I smirked, tilting my head as I studied him.

"One thing you need to understand," I said softly, "is that actions speak louder than words."

I turned toward the door, my heels clicking like a countdown.

"And I will certainly deal with you."

AT NOON .

At the cliff's edge, I sat poised in a weathered rocking chair, the wind whispering secrets in my ear. The afternoon sun cast long shadows, like skeletal fingers, across the rugged terrain. My entourage of burly men parted, revealing Clifford, his eyes wide with terror, his body a canvas of bruises. "Please... let me go," he stammered, his voice barely audible over the wind. "I told you everything I know... I'm innocent."

I arched an eyebrow, a wretched smile spreading across my face. "Innocent?" I echoed, my voice dripping with disdain. "Your actions have written your guilt in bold letters, Clifford. And now, it's time to pay the piper."

With a flick of my wrist, the men sprang into action. They bound his wrists and ankles, their rough hands making quick work of the rope. The drum, a rusted relic, was rolled into position, its metal creaking ominously. Clifford's eyes locked onto mine, pleading for mercy, as he was lifted and submerged in the icy waters.

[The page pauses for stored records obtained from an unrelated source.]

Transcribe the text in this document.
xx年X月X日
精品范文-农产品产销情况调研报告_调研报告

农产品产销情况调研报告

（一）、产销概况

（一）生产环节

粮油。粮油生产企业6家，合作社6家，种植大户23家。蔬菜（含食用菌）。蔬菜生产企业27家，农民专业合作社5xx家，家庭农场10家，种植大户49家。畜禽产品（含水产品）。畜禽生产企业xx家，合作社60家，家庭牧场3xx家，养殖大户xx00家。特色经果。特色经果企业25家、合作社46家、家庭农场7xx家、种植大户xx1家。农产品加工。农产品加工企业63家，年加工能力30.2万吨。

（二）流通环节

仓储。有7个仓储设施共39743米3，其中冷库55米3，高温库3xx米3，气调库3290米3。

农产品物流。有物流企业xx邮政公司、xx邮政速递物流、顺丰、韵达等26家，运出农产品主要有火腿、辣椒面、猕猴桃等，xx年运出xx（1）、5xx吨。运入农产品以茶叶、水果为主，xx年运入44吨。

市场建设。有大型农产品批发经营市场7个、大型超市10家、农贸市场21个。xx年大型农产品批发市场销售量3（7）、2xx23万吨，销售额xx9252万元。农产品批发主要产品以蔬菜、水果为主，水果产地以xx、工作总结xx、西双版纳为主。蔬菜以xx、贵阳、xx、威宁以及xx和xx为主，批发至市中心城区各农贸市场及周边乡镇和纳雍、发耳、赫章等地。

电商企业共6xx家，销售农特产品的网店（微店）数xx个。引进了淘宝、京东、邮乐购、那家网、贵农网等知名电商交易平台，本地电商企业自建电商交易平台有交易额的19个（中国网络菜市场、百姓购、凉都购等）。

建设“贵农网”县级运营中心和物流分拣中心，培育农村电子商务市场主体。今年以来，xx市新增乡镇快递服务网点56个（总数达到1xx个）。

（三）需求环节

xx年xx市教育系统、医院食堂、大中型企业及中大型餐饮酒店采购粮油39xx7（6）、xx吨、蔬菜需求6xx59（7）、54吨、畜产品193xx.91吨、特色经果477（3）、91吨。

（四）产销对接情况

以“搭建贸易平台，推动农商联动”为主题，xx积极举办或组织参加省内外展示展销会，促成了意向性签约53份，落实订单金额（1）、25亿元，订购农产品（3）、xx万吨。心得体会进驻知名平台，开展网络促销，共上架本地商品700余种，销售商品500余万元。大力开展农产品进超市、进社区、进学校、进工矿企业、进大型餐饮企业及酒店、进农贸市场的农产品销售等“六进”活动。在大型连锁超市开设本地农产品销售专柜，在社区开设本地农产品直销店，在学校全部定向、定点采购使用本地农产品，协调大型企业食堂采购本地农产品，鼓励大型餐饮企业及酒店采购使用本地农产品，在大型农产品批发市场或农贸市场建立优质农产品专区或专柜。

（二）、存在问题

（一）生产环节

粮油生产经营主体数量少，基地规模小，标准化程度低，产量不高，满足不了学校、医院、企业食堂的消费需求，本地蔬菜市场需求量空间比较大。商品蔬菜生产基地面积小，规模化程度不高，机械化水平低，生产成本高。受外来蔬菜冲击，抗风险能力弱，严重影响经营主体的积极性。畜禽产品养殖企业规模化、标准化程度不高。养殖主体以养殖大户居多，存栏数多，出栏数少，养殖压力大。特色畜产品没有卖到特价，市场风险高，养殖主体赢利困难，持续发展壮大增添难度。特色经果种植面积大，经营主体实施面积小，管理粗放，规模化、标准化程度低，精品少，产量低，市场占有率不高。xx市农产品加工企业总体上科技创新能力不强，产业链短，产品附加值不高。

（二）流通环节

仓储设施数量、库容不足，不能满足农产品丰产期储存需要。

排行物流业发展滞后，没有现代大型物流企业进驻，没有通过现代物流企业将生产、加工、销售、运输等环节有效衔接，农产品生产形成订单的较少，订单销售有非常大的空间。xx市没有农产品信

I stood, my eyes never leaving the tiny camera embedded in the drum, as it was sealed and rolled off the cliff. The splash was a mere whisper, a gentle ripple in the ocean's vast expanse. Clifford's struggles were brief, his cries muffled by the water. The camera transmitted his final moments to my phone, a grim spectacle unfolding before my eyes.

As the sharks closed in, their sleek bodies slicing through the waves, I felt a shiver of satisfaction. The drum bobbed, a macabre buoy, as the predators feasted on their unsuspecting prey. I smirked, a cold, mirthless smile, as I ended the transmission.

With a wave of my hand, the men dispersed, vanishing into the shadows like ghosts. I remained, savoring the moment, the wind whirling around me like a cloak. Justice had been served, and I was the executioner. Sometimes, the only way to vanquish darkness is to embody it.